In 1953 Du Vigneaud was able to synthesize oxytocin, becoming the first to achieve the synthesis of a protein hormone. In 1946 du Vigneaud and his colleagues at Cornell achieved another breakthrough, the synthesis of penicillin. In 1955 Vigneaud was conferred honorary doctorates by the ‘New York University’ and the ‘Yale University’. Later in 1960, this honor was bestowed upon him by the ‘University of Illinois’. Post his retirement from ‘Cornell University Medical College’ he remained Professor of Chemistry at the ‘Cornell University’ in Ithaca, New York from 1967 to 1975.

Awards and Honor

Vincent du Vigneaud won the 1955 Nobel Prize in Chemistry “for his work on biochemically important sulphur compounds, especially for the first synthesis of a polypeptide hormone,” a reference to his work on the cyclic peptide oxytocin.

Death and Legacy

In 1974 Vincent du Vigneaud suffered from a stroke which ended his academic career. One year after his wife’s death in 1977, Vigneaud died on December 11, 1978, in New York, USA at the age of 77.

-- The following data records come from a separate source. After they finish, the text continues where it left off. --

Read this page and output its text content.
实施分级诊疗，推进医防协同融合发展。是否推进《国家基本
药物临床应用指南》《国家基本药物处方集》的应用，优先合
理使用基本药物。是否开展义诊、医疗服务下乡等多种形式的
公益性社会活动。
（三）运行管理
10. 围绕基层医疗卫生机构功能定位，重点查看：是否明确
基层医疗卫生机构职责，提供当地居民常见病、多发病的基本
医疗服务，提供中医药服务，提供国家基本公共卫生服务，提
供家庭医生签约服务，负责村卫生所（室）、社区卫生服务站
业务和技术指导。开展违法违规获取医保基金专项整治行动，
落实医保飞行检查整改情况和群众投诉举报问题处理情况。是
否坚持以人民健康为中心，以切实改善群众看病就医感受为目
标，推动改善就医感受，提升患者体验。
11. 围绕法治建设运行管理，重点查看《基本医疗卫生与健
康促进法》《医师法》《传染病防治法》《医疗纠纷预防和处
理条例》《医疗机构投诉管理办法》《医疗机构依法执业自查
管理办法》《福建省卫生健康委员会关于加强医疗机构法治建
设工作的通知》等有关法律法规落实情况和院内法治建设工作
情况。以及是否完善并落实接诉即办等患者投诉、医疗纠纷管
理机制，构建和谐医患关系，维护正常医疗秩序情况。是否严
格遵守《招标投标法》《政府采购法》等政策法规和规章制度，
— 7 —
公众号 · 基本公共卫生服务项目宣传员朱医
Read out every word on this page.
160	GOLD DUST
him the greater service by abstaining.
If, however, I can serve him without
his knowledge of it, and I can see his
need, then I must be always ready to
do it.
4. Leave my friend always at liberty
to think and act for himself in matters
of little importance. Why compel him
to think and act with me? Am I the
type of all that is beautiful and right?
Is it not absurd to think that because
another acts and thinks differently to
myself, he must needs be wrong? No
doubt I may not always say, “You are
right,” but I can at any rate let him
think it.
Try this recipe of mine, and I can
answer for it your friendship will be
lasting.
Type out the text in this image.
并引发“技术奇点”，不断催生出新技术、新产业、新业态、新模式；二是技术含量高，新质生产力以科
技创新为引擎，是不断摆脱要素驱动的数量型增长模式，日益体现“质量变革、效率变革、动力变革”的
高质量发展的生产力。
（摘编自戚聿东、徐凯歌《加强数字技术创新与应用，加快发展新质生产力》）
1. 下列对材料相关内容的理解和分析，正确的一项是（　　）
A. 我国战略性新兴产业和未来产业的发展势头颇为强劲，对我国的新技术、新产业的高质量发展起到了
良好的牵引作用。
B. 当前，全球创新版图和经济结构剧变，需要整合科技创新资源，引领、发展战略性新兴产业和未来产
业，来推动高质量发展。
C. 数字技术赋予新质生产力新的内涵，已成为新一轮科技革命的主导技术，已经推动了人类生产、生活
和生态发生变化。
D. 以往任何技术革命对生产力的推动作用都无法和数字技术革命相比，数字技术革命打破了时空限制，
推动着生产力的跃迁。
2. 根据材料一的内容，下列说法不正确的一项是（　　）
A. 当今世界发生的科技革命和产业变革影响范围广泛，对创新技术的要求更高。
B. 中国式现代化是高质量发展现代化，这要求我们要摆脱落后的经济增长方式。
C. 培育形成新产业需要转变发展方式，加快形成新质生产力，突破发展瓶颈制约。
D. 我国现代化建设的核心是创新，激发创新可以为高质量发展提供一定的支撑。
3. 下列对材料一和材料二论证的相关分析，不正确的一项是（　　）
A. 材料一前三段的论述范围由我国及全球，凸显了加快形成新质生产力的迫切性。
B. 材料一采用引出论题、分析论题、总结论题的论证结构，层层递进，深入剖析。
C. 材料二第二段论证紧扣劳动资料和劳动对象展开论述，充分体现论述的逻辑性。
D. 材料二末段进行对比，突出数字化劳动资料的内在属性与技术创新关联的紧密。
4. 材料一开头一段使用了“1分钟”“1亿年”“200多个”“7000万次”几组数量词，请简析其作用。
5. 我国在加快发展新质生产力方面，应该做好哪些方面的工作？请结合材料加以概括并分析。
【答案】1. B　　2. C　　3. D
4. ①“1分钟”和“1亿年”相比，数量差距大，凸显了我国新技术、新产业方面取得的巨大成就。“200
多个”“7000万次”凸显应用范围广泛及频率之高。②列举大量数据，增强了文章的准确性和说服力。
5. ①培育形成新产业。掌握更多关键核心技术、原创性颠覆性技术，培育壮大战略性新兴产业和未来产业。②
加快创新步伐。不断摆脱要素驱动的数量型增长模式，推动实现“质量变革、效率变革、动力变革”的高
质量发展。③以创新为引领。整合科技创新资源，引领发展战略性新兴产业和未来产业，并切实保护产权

Du Vigneaud remained a member of several Societies including the ‘American Philosophical Society’ (1944) and the ‘National Academy of Sciences’ (1944). He also served as a Foreign Member of the ‘Royal Society of Sciences in Uppsala’ (1950), the ‘Royal Society of Edinburgh’ (1955) and the ‘Royal Institution of Great Britain’ (1959). Vigneaud also served as a member of the Board of Trustees of the ‘National Institute of Arthritis and Metabolic Diseases’ and the ‘Rockefeller Institute’.